Un débat violent du début à la fin

Dernière mise à jour lundi, 15 mai 2017 09:06 Ecrit par Gérard Akoun jeudi, 4 mai 2017 03:20


Plusieurs millions de téléspectateurs ont suivi, hier, le débat télévisé entre Marine Le Pen et Emmanuel Macron. On savait que ce débat qui verrait s’affronter les deux finalistes de la campagne présidentielle serait difficile, que les deux adversaires ne s’épargneraient pas mais on pouvait espérer que l’un et l’autre pourraient échanger leurs arguments, sinon sereinement, du moins courtoisement. C’était sans compter avec la vulgarité coutumière de Mme Le Pen.

Tirée au sort pour intervenir en premier, elle attaqua brutalement Emmanuel Macron, je cite : « Monsieur Macron est le choix de la mondialisation sauvage de l’ubérisation, de la précarité, de la guerre de tous contre tous, du saccage économique notamment de nos grands groupes du dépeçage de la France, du communautarisme (…) l’enfant chéri du système et des élites a tombé le masque. » Emmanuel Macron répliqua en l’accusant d’être : « l’héritière d’un nom, d’un parti politique, d’un système qui prospère sur la colère des français depuis tant et tant d’années…. ». Le ton était donné et les échanges furent violents du début à la fin. Ils s’affrontèrent sur l’économie, la protection sociale, la sécurité, sur l’Europe, bien sur, sur l’international et sur les questions de société.
Madame Le Pen voulait démontrer que son adversaire était l’héritier, le complice de François Hollande et lui faire endosser la responsabilité, dans la mesure où il avait été ministre, de la politique menée pendant le quinquennat. Il lui fallait convaincre les électeurs et les électrices de Fillon et de Mélenchon qu’elle représentait la France libre, la France insoumise et qu’elle, Marine Le Pen, tiendrait la dragée haute, aux puissances d’argent, aux européens et aux américains. Elle leur imposerait son programme, ses idées alors que son adversaire, le banquier d’affaires, se coucherait, s’aplatirait devant eux. Elle a asséné ses propositions, bien entendu, sans les chiffrer, elle a consacré la grande partie de son temps de parole à critiquer celles de son adversaire, elle l’a agressé en n’hésitant pas à l’insulter ou à mentir pour donner plus de poids à ses propos. En fait, Madame Le Pen, en voulant, à toute force, assimiler Emmanuel Macron à François Hollande, s’est mise dans la position du challenger face au candidat sortant. Sans le vouloir, je le suppose, elle se mettait en position d’infériorité par rapport à son adversaire. Il est vrai que Mme Le Pen est plus à l’aise dans les meetings que dans les débats où elle peut être contredite !
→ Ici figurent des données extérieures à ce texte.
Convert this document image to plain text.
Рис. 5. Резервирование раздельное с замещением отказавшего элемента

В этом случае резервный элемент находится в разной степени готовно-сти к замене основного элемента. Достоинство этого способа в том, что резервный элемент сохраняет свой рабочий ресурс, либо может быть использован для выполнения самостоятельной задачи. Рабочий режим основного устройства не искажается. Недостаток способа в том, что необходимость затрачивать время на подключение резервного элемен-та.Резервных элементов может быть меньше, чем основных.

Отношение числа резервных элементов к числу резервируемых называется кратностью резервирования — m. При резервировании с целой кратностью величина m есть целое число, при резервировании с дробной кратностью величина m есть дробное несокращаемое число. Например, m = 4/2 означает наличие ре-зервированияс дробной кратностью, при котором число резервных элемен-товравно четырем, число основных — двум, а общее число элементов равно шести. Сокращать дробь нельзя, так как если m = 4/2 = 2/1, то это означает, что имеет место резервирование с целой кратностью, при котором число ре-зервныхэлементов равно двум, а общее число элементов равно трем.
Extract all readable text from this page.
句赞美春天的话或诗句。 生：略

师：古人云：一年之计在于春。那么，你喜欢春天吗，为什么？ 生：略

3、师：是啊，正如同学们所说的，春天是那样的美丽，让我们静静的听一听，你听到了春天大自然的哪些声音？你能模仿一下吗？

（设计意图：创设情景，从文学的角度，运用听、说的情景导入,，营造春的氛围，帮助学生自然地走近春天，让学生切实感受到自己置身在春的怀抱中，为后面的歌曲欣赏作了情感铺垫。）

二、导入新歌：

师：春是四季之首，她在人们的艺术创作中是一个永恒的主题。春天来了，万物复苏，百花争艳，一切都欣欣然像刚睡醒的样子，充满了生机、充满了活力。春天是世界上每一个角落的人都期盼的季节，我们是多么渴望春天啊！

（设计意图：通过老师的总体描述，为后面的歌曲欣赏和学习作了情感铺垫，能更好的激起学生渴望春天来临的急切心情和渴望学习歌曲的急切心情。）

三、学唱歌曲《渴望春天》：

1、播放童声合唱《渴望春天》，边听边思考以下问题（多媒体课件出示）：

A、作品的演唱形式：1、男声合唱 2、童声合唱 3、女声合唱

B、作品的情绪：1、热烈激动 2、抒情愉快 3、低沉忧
Emmanuel Macron, un peu surpris au début par l’agressivité de Mme Le Pen a tout de suite compris où elle voulait l’entrainer. Il n’a pas cédé à ses provocations, il a développé son programme, il l’a chiffré, il a étalé les réformes qu’il propose sur la durée du quinquennat. Il a répondu, calmement, aux attaques de la présidente du Front National mais ne l’a pas ménagée, n’hésitant pas à la traiter de menteuse à plusieurs reprises, et à lui rappeler les casseroles qu’elle trainait et ses démêlés avec la justice. A propos du refus de Mme Le Pen de répondre aux convocations des juges il a déclaré, je cite de mémoire : « Vous bafouez les institutions de la République or le président de la République est le garant de ces institutions, comment pouvez postuler à ce poste »
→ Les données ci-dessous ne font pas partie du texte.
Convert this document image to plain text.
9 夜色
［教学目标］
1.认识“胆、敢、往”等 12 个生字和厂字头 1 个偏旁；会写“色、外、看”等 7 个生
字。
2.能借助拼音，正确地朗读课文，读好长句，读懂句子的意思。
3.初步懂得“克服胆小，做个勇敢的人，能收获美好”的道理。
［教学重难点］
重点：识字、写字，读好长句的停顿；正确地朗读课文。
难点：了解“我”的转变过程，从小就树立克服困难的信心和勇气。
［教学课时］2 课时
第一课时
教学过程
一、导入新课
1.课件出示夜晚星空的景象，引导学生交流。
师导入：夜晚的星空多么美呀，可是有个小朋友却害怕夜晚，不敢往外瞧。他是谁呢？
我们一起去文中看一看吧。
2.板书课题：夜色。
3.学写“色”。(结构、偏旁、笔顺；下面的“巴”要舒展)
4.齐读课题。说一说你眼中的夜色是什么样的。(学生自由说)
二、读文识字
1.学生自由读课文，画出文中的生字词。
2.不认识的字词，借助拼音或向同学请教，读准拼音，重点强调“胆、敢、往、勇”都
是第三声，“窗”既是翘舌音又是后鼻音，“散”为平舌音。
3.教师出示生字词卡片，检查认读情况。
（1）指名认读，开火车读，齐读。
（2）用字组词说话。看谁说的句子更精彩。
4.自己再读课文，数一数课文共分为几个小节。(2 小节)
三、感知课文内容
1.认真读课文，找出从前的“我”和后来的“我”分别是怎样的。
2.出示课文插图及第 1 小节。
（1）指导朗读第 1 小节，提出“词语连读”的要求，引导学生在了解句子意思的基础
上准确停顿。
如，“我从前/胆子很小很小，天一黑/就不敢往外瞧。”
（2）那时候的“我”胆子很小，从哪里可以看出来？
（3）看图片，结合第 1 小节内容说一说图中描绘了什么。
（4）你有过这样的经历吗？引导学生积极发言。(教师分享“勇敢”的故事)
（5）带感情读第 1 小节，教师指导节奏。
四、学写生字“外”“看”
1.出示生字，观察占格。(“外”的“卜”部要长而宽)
Interrogés après le débat, 63% des téléspectateurs ont trouvé Emmanuel Macron plus convainquant que Marine Le Pen 34%. Il devient difficile pour ceux qui ont suivi ce débat, de dire encore : Marine Le Pen et Emmanuel Macron c’est la même chose, c’est bonnet blanc et blanc bonnet. Peut-on, après avoir suivi ce débat, imaginer Marine Le Pen présidente de la République débattant avec Mme Merkel, Mr Poutine ou Mr Trump ?par contre on peut très bien l’imaginer portant atteinte à nos libertés.
Dimanche 7 mai, aura lieu le deuxième tour de l’élection présidentielle, les sondages donnent Macron gagnant mais l’affaire n’es pas pliée, souvenons nous de ce qui s’est passé en Grande Bretagne et aux Etats Unis. Il faut aller voter contre Marine Le Pen. Voter blanc ou nul, s’abstenir c’est lui donner une chance d’être élue. Il faut voter responsable, il faut voter Emmanuel Macron.